Rumah Potong Hewan (RPH) mengeluarkan satu biaya bersama untuk memproses satu ekor sapi — lalu dari situ dihasilkan daging, kulit, dan tulang sekaligus, masing-masing dengan nilai jual sangat berbeda. Joint cost adalah biaya bersama itu, dan pertanyaannya: bagaimana membaginya secara adil ke tiap produk turunan untuk menghitung margin kotor masing-masing?

Cara Pakai

Masukkan Joint Cost total sampai titik pisah (split-off point), lalu untuk tiap produk (Daging, Kulit, Tulang): kg dihasilkan, harga jual di titik pisah, biaya proses lanjutan per kg, dan harga jual final per kg. Widget menghitung alokasi joint cost dan margin kotor tiap produk dengan tiga metode sekaligus, ditampilkan berdampingan di tabel dan diagram batang agar mudah dibandingkan.

Rumus Kunci

Basis pembobot berbeda untuk tiap metode, tapi rumus alokasinya sama bentuknya:

$$Alokasi_i = \frac{Basis_i}{\sum Basis} \times Joint\ Cost$$

di mana $Basis_i$ tergantung metode:

$$\text{Satuan Fisik: } Basis_i = Kg_i \qquad \text{Nilai Jual Split-off: } Basis_i = Kg_i \times Harga_{split\text{-}off,i}$$$$\text{NRV: } Basis_i = NRV_i = (Kg_i \times Harga_{final,i}) - (Kg_i \times Biaya_{lanjutan,i})$$$$Margin_i = (Kg_i \times Harga_{final,i}) - (Kg_i \times Biaya_{lanjutan,i}) - Alokasi_i$$

Contoh Angka

Data default RPH sapi: Joint Cost = Rp22.000.000. Produk Daging: 250 kg, harga split-off Rp95.000/kg, biaya lanjutan Rp8.000/kg, harga final Rp115.000/kg.
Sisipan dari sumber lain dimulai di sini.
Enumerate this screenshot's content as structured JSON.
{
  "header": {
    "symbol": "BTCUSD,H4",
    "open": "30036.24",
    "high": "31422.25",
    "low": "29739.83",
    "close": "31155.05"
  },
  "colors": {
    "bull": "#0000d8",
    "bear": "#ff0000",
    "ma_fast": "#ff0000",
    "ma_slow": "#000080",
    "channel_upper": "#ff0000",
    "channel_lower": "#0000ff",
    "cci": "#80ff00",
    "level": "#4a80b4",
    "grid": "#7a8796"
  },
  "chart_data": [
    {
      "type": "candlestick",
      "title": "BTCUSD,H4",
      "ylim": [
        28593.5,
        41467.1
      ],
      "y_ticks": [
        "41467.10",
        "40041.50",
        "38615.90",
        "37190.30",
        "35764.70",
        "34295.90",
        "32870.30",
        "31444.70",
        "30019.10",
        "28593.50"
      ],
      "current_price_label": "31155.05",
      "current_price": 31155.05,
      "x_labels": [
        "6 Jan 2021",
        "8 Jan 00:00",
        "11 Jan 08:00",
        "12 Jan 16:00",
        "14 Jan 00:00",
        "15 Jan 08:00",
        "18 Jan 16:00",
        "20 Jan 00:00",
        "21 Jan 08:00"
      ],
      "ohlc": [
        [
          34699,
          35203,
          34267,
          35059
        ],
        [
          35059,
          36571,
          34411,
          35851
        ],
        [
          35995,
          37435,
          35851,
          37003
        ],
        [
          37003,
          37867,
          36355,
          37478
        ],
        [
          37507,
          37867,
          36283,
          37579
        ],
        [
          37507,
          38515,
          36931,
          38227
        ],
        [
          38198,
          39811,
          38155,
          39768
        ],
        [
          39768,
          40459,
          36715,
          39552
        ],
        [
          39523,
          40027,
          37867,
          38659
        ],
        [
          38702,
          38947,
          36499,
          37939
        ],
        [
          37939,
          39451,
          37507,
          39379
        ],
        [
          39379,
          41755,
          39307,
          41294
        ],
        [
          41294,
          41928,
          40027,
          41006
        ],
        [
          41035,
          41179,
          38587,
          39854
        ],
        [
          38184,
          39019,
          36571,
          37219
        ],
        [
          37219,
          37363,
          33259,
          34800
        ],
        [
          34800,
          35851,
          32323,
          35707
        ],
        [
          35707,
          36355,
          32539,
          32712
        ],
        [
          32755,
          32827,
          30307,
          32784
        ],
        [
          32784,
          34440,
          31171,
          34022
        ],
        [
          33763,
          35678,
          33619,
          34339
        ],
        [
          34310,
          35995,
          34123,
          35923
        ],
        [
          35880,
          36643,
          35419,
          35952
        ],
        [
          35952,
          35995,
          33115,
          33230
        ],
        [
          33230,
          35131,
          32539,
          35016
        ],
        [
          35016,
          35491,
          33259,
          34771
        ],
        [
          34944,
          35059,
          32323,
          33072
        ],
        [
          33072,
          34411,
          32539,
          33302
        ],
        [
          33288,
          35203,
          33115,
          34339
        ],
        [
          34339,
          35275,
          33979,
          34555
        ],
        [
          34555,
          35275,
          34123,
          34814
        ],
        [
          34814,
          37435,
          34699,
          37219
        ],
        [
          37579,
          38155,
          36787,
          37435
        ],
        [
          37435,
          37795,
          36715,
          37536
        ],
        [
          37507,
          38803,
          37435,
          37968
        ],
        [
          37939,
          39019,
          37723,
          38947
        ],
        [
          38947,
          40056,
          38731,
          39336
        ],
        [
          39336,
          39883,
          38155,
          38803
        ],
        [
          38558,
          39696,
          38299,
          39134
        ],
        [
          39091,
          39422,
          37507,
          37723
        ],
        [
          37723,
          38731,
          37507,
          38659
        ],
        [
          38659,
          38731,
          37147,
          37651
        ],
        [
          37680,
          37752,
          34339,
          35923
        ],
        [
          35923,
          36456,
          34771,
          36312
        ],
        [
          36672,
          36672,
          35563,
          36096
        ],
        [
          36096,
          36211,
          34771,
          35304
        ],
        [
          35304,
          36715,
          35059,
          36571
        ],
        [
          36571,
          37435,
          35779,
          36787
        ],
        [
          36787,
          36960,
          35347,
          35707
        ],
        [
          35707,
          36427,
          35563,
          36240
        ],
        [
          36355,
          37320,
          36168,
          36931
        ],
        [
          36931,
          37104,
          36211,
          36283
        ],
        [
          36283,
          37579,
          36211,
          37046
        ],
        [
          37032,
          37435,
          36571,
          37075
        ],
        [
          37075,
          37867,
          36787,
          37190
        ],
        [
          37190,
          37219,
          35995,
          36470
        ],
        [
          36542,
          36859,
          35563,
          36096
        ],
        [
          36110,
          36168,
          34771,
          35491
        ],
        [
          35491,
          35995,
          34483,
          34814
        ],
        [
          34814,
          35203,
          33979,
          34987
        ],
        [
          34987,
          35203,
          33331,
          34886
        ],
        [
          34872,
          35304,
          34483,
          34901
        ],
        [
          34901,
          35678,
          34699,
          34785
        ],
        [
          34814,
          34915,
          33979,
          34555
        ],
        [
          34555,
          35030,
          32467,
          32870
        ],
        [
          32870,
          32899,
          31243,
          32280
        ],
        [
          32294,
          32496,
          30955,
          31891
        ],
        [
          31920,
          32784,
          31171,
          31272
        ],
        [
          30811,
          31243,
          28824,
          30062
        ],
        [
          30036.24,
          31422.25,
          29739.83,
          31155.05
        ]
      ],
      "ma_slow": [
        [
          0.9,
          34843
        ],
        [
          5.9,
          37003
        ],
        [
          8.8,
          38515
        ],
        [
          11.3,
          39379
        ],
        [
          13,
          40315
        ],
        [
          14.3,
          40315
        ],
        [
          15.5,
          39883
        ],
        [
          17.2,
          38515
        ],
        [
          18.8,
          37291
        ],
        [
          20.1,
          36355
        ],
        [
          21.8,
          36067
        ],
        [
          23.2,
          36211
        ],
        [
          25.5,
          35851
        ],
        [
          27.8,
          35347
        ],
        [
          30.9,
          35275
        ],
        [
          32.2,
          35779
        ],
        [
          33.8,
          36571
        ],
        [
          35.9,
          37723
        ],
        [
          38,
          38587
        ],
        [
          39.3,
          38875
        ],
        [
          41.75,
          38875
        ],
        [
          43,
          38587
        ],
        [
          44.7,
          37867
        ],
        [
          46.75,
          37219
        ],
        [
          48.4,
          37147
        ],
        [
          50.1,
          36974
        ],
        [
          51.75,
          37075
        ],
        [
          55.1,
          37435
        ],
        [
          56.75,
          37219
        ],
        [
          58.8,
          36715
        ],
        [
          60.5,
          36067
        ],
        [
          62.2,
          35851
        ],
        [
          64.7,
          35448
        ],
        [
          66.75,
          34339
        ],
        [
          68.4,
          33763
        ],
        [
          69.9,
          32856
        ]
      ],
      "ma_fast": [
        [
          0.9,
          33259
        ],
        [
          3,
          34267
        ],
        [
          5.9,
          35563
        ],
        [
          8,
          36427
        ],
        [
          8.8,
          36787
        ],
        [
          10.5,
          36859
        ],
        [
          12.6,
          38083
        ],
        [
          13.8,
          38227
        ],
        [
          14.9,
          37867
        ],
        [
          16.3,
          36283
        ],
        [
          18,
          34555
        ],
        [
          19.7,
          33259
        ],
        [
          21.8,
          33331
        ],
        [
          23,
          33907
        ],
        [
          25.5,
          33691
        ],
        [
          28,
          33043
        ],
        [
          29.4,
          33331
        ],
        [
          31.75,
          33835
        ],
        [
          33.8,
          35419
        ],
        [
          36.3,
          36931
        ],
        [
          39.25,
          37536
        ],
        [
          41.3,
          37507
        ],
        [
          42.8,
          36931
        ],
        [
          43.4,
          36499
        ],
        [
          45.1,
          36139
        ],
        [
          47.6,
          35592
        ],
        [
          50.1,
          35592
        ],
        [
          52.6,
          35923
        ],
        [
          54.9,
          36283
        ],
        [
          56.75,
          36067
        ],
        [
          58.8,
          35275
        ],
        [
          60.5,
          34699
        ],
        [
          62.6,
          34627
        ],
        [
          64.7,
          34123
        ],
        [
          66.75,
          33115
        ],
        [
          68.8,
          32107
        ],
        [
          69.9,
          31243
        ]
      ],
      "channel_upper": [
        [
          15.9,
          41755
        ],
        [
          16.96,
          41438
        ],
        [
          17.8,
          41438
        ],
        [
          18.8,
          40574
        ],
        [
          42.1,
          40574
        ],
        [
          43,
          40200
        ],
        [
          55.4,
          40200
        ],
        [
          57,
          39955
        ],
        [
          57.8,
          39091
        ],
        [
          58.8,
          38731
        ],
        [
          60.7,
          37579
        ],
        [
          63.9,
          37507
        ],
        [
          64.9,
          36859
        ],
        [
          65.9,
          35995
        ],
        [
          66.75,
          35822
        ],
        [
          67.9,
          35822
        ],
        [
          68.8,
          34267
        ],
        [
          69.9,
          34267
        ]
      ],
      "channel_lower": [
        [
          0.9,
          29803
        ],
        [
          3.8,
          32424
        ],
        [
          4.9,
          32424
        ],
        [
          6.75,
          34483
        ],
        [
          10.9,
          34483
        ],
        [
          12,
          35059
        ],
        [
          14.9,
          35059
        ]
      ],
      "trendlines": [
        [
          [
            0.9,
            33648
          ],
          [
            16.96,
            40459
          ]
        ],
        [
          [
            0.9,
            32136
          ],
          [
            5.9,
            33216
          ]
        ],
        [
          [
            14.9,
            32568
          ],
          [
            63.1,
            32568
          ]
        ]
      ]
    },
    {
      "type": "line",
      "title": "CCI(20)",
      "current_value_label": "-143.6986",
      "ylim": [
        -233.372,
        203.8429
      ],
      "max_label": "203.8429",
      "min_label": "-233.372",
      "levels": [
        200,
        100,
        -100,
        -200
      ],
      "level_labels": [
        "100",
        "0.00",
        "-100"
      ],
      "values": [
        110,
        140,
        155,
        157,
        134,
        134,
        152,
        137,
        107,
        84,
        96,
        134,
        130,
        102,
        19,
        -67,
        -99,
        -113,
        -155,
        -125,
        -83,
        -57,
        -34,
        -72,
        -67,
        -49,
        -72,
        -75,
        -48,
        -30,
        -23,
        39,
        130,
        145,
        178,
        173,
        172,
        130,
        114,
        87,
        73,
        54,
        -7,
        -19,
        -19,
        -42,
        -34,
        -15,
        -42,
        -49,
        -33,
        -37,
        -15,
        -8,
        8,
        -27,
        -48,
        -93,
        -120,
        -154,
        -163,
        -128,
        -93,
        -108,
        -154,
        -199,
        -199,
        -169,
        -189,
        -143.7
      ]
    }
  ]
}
  • Pendapatan final Daging = 250 × 115.000 = Rp28.750.000; biaya lanjutan = 250 × 8.000 = Rp2.000.000
  • Nilai jual split-off (SV) = 250 × 95.000 = Rp23.750.000; NRV = 28.750.000 − 2.000.000 = Rp26.750.000

Total ketiga produk (Daging + Kulit + Tulang): total kg = 350, total SV = Rp24.410.000, total NRV = Rp29.510.000.

Alokasi joint cost ke Daging di tiga metode:

  • Satuan Fisik: (250/350) × 22.000.000 = Rp15.714.286 → margin = 28.750.000 − 2.000.000 − 15.714.286 = Rp11.035.714 (38,4% dari pendapatan)
  • Nilai Jual Split-off: (23.750.000/24.410.000) × 22.000.000 = Rp21.405.162 → margin = Rp5.344.838 (18,6%)
  • NRV: (26.750.000/29.510.000) × 22.000.000 = Rp19.942.392 → margin = Rp6.807.608 (23,7%)

Margin kotor Daging bergeser dari 18,6% sampai 38,4% tergantung metode — padahal produknya, kg-nya, dan harga jualnya sama persis. Yang lebih ekstrem: dengan metode Satuan Fisik, Kulit dan Tulang justru mencatat margin kotor negatif (rugi Rp714.286 dan Rp2.811.429) karena beratnya membebani porsi joint cost besar meski harga jualnya rendah — padahal total margin gabungan RPH tetap Rp7.510.000 di ketiga metode. Inilah kelemahan klasik Satuan Fisik: mengabaikan kemampuan bayar tiap produk, sehingga produk murah-tapi-berat bisa terlihat rugi di atas kertas walau bisnisnya sehat secara keseluruhan.